17 This topic would need to be addressed in an agreement between the institutions since the Implementing Law suggests that the Special Court could order the TRC to produce even work-product. There should be no need for the Special Court to obtain work-product of the TRC since the Special Court should primarily be concerned with obtaining evidentiary material, not mental impressions. To the extent underlying facts are contained in any “work-product,” perhaps the document could be “redacted” to remove mental impressions and legal theories so that factual material that the TRC has treated as non-confidential could be available to the Special Court, and factual material that the TRC has treated as confidential could be obtained if the two-part test set forth in Part I.A were met.
18 This concept already exists in ICTR Rule 66(C), which allows the prosecutor, upon grant of an application by the Special Court, not to disclose to the defense information “which may prejudice further or ongoing investigations, or for any other reasons may be contrary to the public interest or affect the security interests of any State.”
19 See ICTR Rules of Procedure and Evidence, Rule 70 (A) (“reports, memoranda, or other internal documents prepared by a party, its assistants or representatives in connection with the investigation or preparation of the case, are not subject to disclosure . . . .”).
20 This assumes that the agreement discussed in Part I.A for treating information as “confidential” has been implemented so that in most circumstances “confidential” TRC information remains confidential.
21 See ICTR Rule 70 (A) (protecting work product); Rule 97 (protecting lawyer-client privilege).
22 The Planning Mission Report does not discuss the mechanics of information sharing.
23 The recent Implementing Law makes it clear that the TRC would have to comply with Special Court orders, which would include orders to provide information. See Implementing Law, § 21(2).
24 The TRC Act provides that the Commission has power “to issue summonses and subpoenas.” TRC Act, § 8(1)(g). That provision, if applied to the Special Court, appears to conflict with the Implementing Law and provisions of the Relationship Agreement Between The United Nations and The Government of Sierra Leone (“Relationship Agreement”), which both provide for the inviolability of Special Court premises. See Implementing Law, § 7(1)-7(4); Relationship Agreement, Art. 8.
25 ICTR Rule 68 requires disclosure of evidence that is known to the Prosecutor and “which in any way tends to suggest the innocence or mitigate the guilt of the accused or may affect the credibility of prosecution evidence.” See also ICTR Rule 66-67 (mandatory information disclosure).

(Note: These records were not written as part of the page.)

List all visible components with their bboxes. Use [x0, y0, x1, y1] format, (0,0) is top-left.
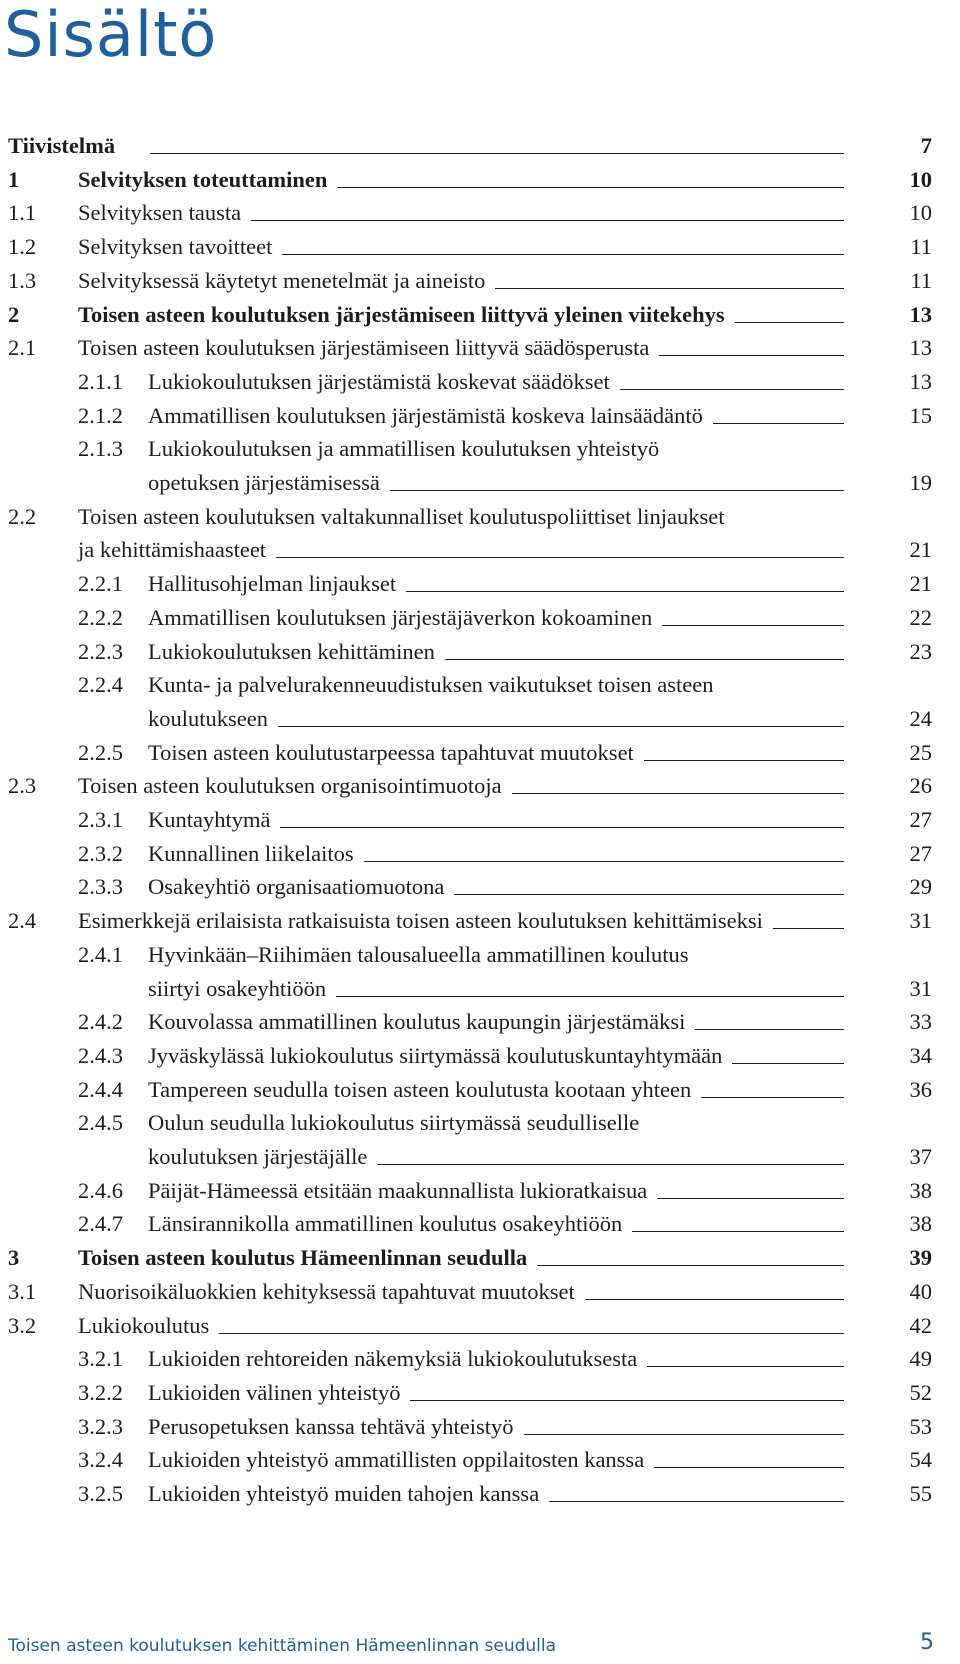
toc-leader-line: [512, 793, 844, 794]
toc-entry-page: 31: [909, 975, 932, 1001]
toc-entry-title: Kunnallinen liikelaitos: [148, 840, 354, 866]
toc-entry-number: 3.2: [8, 1312, 37, 1338]
toc-entry-title: Oulun seudulla lukiokoulutus siirtymässä seudulliselle: [148, 1110, 640, 1136]
toc-leader-line: [701, 1097, 844, 1098]
toc-entry-number: 2.2.2: [78, 604, 123, 630]
toc-entry-page: 19: [909, 470, 932, 495]
toc-leader-line: [364, 861, 844, 862]
toc-entry-number: 3.2.3: [78, 1413, 123, 1439]
toc-entry-number: 1.2: [8, 234, 37, 260]
toc-leader-line: [278, 726, 844, 727]
toc-leader-line: [773, 928, 844, 929]
toc-entry-page: 36: [909, 1076, 932, 1102]
toc-entry-title: Osakeyhtiö organisaatiomuotona: [148, 874, 445, 900]
toc-entry-page: 37: [909, 1144, 932, 1169]
toc-leader-line: [695, 1029, 844, 1030]
toc-entry-page: 11: [910, 234, 932, 260]
toc-entry-number: Tiivistelmä: [8, 133, 116, 158]
toc-leader-line: [495, 288, 844, 289]
toc-entry-number: 2.4: [8, 908, 37, 934]
footer-page-number: 5: [920, 1630, 934, 1655]
toc-leader-line: [549, 1501, 844, 1502]
toc-leader-line: [537, 1265, 844, 1266]
toc-entry-number: 2.1.1: [78, 368, 123, 394]
toc-entry-number: 1: [8, 166, 20, 192]
toc-entry-title: Kunta- ja palvelurakenneuudistuksen vaikutukset toisen asteen: [148, 672, 714, 698]
toc-leader-line: [454, 894, 844, 895]
toc-entry-number: 2.3.3: [78, 874, 123, 900]
toc-entry-number: 3.2.2: [78, 1379, 123, 1405]
toc-entry-page: 29: [909, 874, 932, 900]
toc-leader-line: [150, 153, 844, 154]
toc-entry-title: Perusopetuksen kanssa tehtävä yhteistyö: [148, 1413, 514, 1439]
toc-leader-line: [219, 1333, 844, 1334]
toc-leader-line: [647, 1366, 844, 1367]
toc-entry-title-continued: opetuksen järjestämisessä: [148, 470, 380, 495]
toc-leader-line: [282, 254, 844, 255]
toc-entry-page: 38: [909, 1211, 932, 1237]
toc-entry-number: 2.2.4: [78, 672, 123, 698]
toc-entry-title: Selvityksen tausta: [78, 200, 242, 226]
toc-entry-number: 2.4.2: [78, 1009, 123, 1035]
toc-entry-title: Kouvolassa ammatillinen koulutus kaupungin järjestämäksi: [148, 1009, 686, 1035]
toc-entry-title: Lukiokoulutus: [78, 1312, 210, 1338]
toc-leader-line: [657, 1198, 844, 1199]
toc-entry-page: 26: [909, 773, 932, 799]
toc-entry-page: 52: [909, 1379, 932, 1405]
toc-entry-number: 3.2.4: [78, 1447, 123, 1473]
toc-entry-title: Toisen asteen koulutuksen organisointimuotoja: [78, 773, 502, 799]
toc-leader-line: [406, 591, 844, 592]
toc-entry-number: 2.4.5: [78, 1110, 123, 1136]
toc-entry-page: 39: [909, 1245, 932, 1271]
toc-entry-title-continued: ja kehittämishaasteet: [78, 537, 267, 563]
toc-entry-title: Päijät-Hämeessä etsitään maakunnallista lukioratkaisua: [148, 1177, 648, 1203]
toc-entry-page: 21: [909, 537, 932, 563]
toc-entry-page: 38: [909, 1177, 932, 1203]
toc-entry-number: 2.2: [8, 503, 37, 529]
toc-entry-page: 15: [909, 402, 932, 428]
toc-entry-page: 10: [909, 200, 932, 226]
toc-entry-page: 24: [909, 705, 932, 731]
toc-entry-title: Selvityksen tavoitteet: [78, 234, 273, 260]
toc-entry-number: 1.3: [8, 267, 37, 293]
toc-entry-title: Kuntayhtymä: [148, 807, 271, 832]
toc-entry-title: Lukioiden yhteistyö ammatillisten oppilaitosten kanssa: [148, 1447, 645, 1473]
toc-entry-number: 3.2.5: [78, 1481, 123, 1506]
toc-entry-page: 27: [909, 840, 932, 866]
toc-entry-number: 2.2.3: [78, 638, 123, 664]
toc-leader-line: [276, 557, 844, 558]
toc-entry-page: 23: [909, 638, 932, 664]
toc-entry-number: 3: [8, 1245, 20, 1271]
toc-leader-line: [620, 389, 844, 390]
toc-entry-number: 3.1: [8, 1278, 37, 1304]
toc-leader-line: [713, 423, 844, 424]
toc-entry-page: 13: [909, 368, 932, 394]
toc-entry-page: 33: [909, 1009, 932, 1035]
toc-entry-title: Esimerkkejä erilaisista ratkaisuista toisen asteen koulutuksen kehittämiseksi: [78, 908, 763, 934]
toc-entry-title: Lukioiden rehtoreiden näkemyksiä lukiokoulutuksesta: [148, 1346, 638, 1372]
toc-entry-page: 55: [909, 1481, 932, 1506]
toc-entry-page: 10: [909, 166, 932, 192]
toc-entry-title: Nuorisoikäluokkien kehityksessä tapahtuvat muutokset: [78, 1278, 575, 1304]
toc-entry-number: 2.3.1: [78, 807, 123, 832]
toc-entry-number: 2.4.1: [78, 941, 123, 967]
toc-entry-title-continued: koulutuksen järjestäjälle: [148, 1144, 368, 1169]
toc-entry-title: Toisen asteen koulutustarpeessa tapahtuvat muutokset: [148, 739, 634, 765]
toc-entry-page: 34: [909, 1042, 932, 1068]
toc-entry-title-continued: siirtyi osakeyhtiöön: [148, 975, 327, 1001]
toc-leader-line: [336, 996, 844, 997]
toc-leader-line: [659, 355, 844, 356]
toc-entry-title: Toisen asteen koulutuksen järjestämiseen liittyvä säädösperusta: [78, 335, 650, 361]
toc-entry-page: 13: [909, 335, 932, 361]
toc-entry-page: 13: [909, 301, 932, 327]
toc-entry-title: Hyvinkään–Riihimäen talousalueella ammatillinen koulutus: [148, 941, 689, 967]
toc-entry-number: 1.1: [8, 200, 37, 226]
toc-entry-page: 31: [909, 908, 932, 934]
toc-entry-page: 53: [909, 1413, 932, 1439]
toc-entry-title-continued: koulutukseen: [148, 705, 268, 731]
toc-entry-page: 7: [920, 133, 932, 158]
toc-entry-title: Selvityksessä käytetyt menetelmät ja aineisto: [78, 267, 486, 293]
toc-entry-number: 2.3: [8, 773, 37, 799]
toc-entry-title: Lukiokoulutuksen kehittäminen: [148, 638, 435, 664]
toc-leader-line: [251, 220, 844, 221]
toc-leader-line: [280, 827, 844, 828]
toc-leader-line: [662, 625, 844, 626]
toc-leader-line: [524, 1434, 844, 1435]
toc-leader-line: [732, 1063, 844, 1064]
toc-entry-title: Jyväskylässä lukiokoulutus siirtymässä koulutuskuntayhtymään: [148, 1042, 723, 1068]
toc-entry-page: 42: [909, 1312, 932, 1338]
toc-entry-title: Toisen asteen koulutus Hämeenlinnan seudulla: [78, 1245, 528, 1271]
toc-entry-title: Toisen asteen koulutuksen valtakunnalliset koulutuspoliittiset linjaukset: [78, 503, 725, 529]
toc-entry-page: 27: [909, 807, 932, 832]
toc-entry-title: Lukioiden yhteistyö muiden tahojen kanssa: [148, 1481, 540, 1506]
toc-leader-line: [644, 760, 844, 761]
toc-entry-number: 2.2.5: [78, 739, 123, 765]
toc-entry-page: 11: [910, 267, 932, 293]
toc-leader-line: [632, 1231, 844, 1232]
toc-leader-line: [445, 659, 844, 660]
toc-entry-number: 2.4.4: [78, 1076, 123, 1102]
toc-entry-title: Toisen asteen koulutuksen järjestämiseen liittyvä yleinen viitekehys: [78, 301, 725, 327]
toc-entry-page: 25: [909, 739, 932, 765]
toc-entry-title: Selvityksen toteuttaminen: [78, 166, 328, 192]
toc-leader-line: [735, 322, 844, 323]
toc-entry-number: 2: [8, 301, 20, 327]
toc-entry-number: 2.1.2: [78, 402, 123, 428]
toc-entry-page: 21: [909, 571, 932, 597]
toc-entry-page: 54: [909, 1447, 932, 1473]
toc-entry-page: 40: [909, 1278, 932, 1304]
toc-entry-title: Lukiokoulutuksen ja ammatillisen koulutuksen yhteistyö: [148, 436, 660, 462]
page-title: Sisältö: [4, 0, 218, 71]
toc-leader-line: [337, 187, 844, 188]
toc-entry-number: 2.2.1: [78, 571, 123, 597]
toc-entry-title: Tampereen seudulla toisen asteen koulutusta kootaan yhteen: [148, 1076, 692, 1102]
toc-entry-title: Länsirannikolla ammatillinen koulutus osakeyhtiöön: [148, 1211, 623, 1237]
toc-entry-number: 2.1.3: [78, 436, 123, 462]
toc-entry-number: 2.4.3: [78, 1042, 123, 1068]
footer-title: Toisen asteen koulutuksen kehittäminen Hämeenlinnan seudulla: [8, 1636, 557, 1656]
toc-entry-title: Hallitusohjelman linjaukset: [148, 571, 397, 597]
toc-entry-title: Ammatillisen koulutuksen järjestäjäverkon kokoaminen: [148, 604, 653, 630]
toc-entry-number: 2.1: [8, 335, 37, 361]
toc-entry-number: 2.4.6: [78, 1177, 123, 1203]
toc-entry-page: 49: [909, 1346, 932, 1372]
toc-leader-line: [377, 1164, 844, 1165]
toc-entry-title: Ammatillisen koulutuksen järjestämistä koskeva lainsäädäntö: [148, 402, 703, 428]
toc-entry-number: 3.2.1: [78, 1346, 123, 1372]
toc-entry-number: 2.4.7: [78, 1211, 123, 1237]
toc-leader-line: [390, 490, 844, 491]
toc-entry-page: 22: [909, 604, 932, 630]
toc-leader-line: [585, 1299, 844, 1300]
toc-leader-line: [410, 1400, 844, 1401]
toc-entry-title: Lukioiden välinen yhteistyö: [148, 1379, 401, 1405]
toc-entry-number: 2.3.2: [78, 840, 123, 866]
toc-entry-title: Lukiokoulutuksen järjestämistä koskevat säädökset: [148, 368, 610, 394]
toc-leader-line: [654, 1467, 844, 1468]
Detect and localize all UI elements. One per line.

26 If reasonable efforts to locate the witness are unsuccessful, a presumption should apply that the Special Court will accord some form of protected or confidential treatment regarding information previously treated as confidential by the TRC. See ICTR Rules 68, 75 (allowing various measures to protect victims and witnesses); ICTR Rule 70(B) (allowing the prosecutor to use “confidential” information to generate new evidence without disclosure to the defense). That presumption should also apply while efforts are made to locate a witness and, if a witness is located, until any request for protected treatment is ruled upon and implemented by the Special Court.
27 Although it is anticipated that the TRC will primarily hear testimony, it also has the power to conduct investigations. See TRC Act, § 7(1)(a).